No one knows precisely why any given woman develops premenstrual syndrome or why any affected woman develops mild, moderate or severe symptoms of the condition. However, several factors appear to contribute to an increased level of risk, including specific details of the hormone fluctuations that normally occur over the course of the monthly menstrual cycle and alterations in the levels of serotonin, a naturally occurring chemical in the brain and body that helps control mood and sleeping patterns. Unidentified symptoms of depressive illness may play a significant role in severe cases of PMS.
Girls, Women and Drug Use
The federal Substance Abuse and Mental Health Services Administration uses an annual project called the National Survey on Drug Use and Health to track the level of illicit/illegal drug use among all American women, as well as all girls over the age of 11. The latest reported results from this project cover the year 2013. In that year, 7.3 percent of preteen girls, teenage girls and women consumed a drug or a medication not sanctioned for legitimate use. Women typically use illicit/illegal drugs at a much lower rate than men. Girls between the ages of 12 and 17 also use drugs less often than boys in the same age range, although the difference is much smaller.

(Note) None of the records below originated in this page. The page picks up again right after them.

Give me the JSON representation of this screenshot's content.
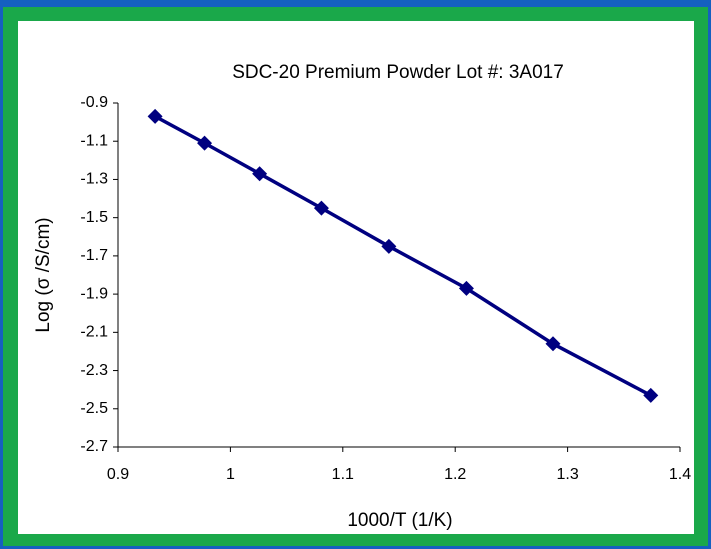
{
  "chart_data": {
    "type": "line",
    "title": "SDC-20 Premium Powder  Lot #: 3A017",
    "x_label": "1000/T (1/K)",
    "y_label": "Log (σ /S/cm)",
    "series": [
      {
        "name": "SDC-20",
        "color": "#000080",
        "x": [
          0.933,
          0.977,
          1.026,
          1.081,
          1.141,
          1.21,
          1.287,
          1.374
        ],
        "values": [
          -0.97,
          -1.11,
          -1.27,
          -1.45,
          -1.65,
          -1.87,
          -2.16,
          -2.43
        ]
      }
    ],
    "xlim": [
      0.9,
      1.4
    ],
    "xticks": [
      0.9,
      1,
      1.1,
      1.2,
      1.3,
      1.4
    ],
    "ylim": [
      -2.7,
      -0.9
    ],
    "yticks": [
      -0.9,
      -1.1,
      -1.3,
      -1.5,
      -1.7,
      -1.9,
      -2.1,
      -2.3,
      -2.5,
      -2.7
    ]
  }
}
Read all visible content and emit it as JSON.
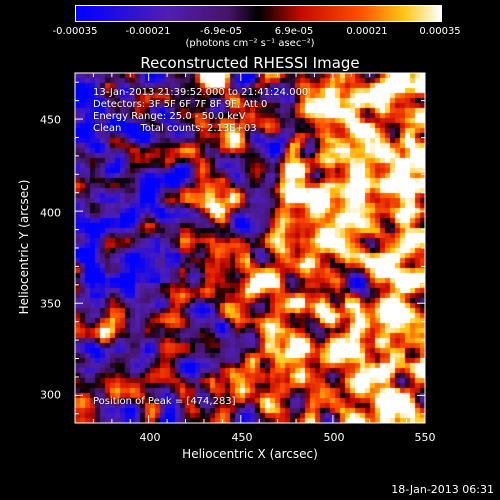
{
  "colorbar": {
    "tick_labels": [
      "-0.00035",
      "-0.00021",
      "-6.9e-05",
      "6.9e-05",
      "0.00021",
      "0.00035"
    ],
    "units": "(photons cm⁻² s⁻¹ asec⁻²)",
    "range": [
      -0.00035,
      0.00035
    ]
  },
  "chart_data": {
    "type": "heatmap",
    "title": "Reconstructed RHESSI Image",
    "xlabel": "Heliocentric X (arcsec)",
    "ylabel": "Heliocentric Y (arcsec)",
    "xlim": [
      360,
      550
    ],
    "ylim": [
      285,
      475
    ],
    "xticks": [
      400,
      450,
      500,
      550
    ],
    "yticks": [
      300,
      350,
      400,
      450
    ],
    "annotations": [
      "13-Jan-2013 21:39:52.000 to 21:41:24.000",
      "Detectors: 3F 5F 6F 7F 8F 9F, Att 0",
      "Energy Range: 25.0 - 50.0 keV",
      "Clean      Total counts: 2.13E+03"
    ],
    "peak_label": "Position of Peak = [474,283]",
    "peak": [
      474,
      283
    ],
    "colormap": "rhessi-blue-purple-red-yellow-white"
  },
  "footer": {
    "date": "18-Jan-2013 06:31"
  }
}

Illicit/Illegal Drug Use and PMS
In the study published in Drug and Alcohol Dependence, the University of Queensland researchers used information gathered from participants in the Australian Longitudinal Study on Women’s Health to identify the likelihood of PMS in women who consume illicit/illegal drugs. This project, begun in the 1970s, tracks various health risks in a large group of girls/women over the course of a lifetime. The current researchers used project data from a decade-plus span of time between 2000 and 2012; during that time, the participating women were between the ages of 22 and 39.
At the beginning of the period under consideration, more than two out of every five of the participating women had used an illicit/illegal drug at least once in the previous year. Almost one in 10 had initiated drug intake before age 15. The self-reported PMS rate for the group was roughly 35 percent. Over the next 13 years, drug use among the women tapered off substantially; however, PMS rates essentially remained steady for a number of years. Compared to women with no history of drug use, the women who consumed drugs in any one-year period had a substantially higher chance of experiencing symptoms of premenstrual syndrome. The researchers also concluded that adult PMS rates were higher in women who first consumed an illicit/illegal drug before reaching their 15th birthdays.
The study’s authors note that they did not establish a causal connection between illicit/illegal drug use and the risks for PMS. This means that they don’t know if drug use actually increases the odds of developing the condition.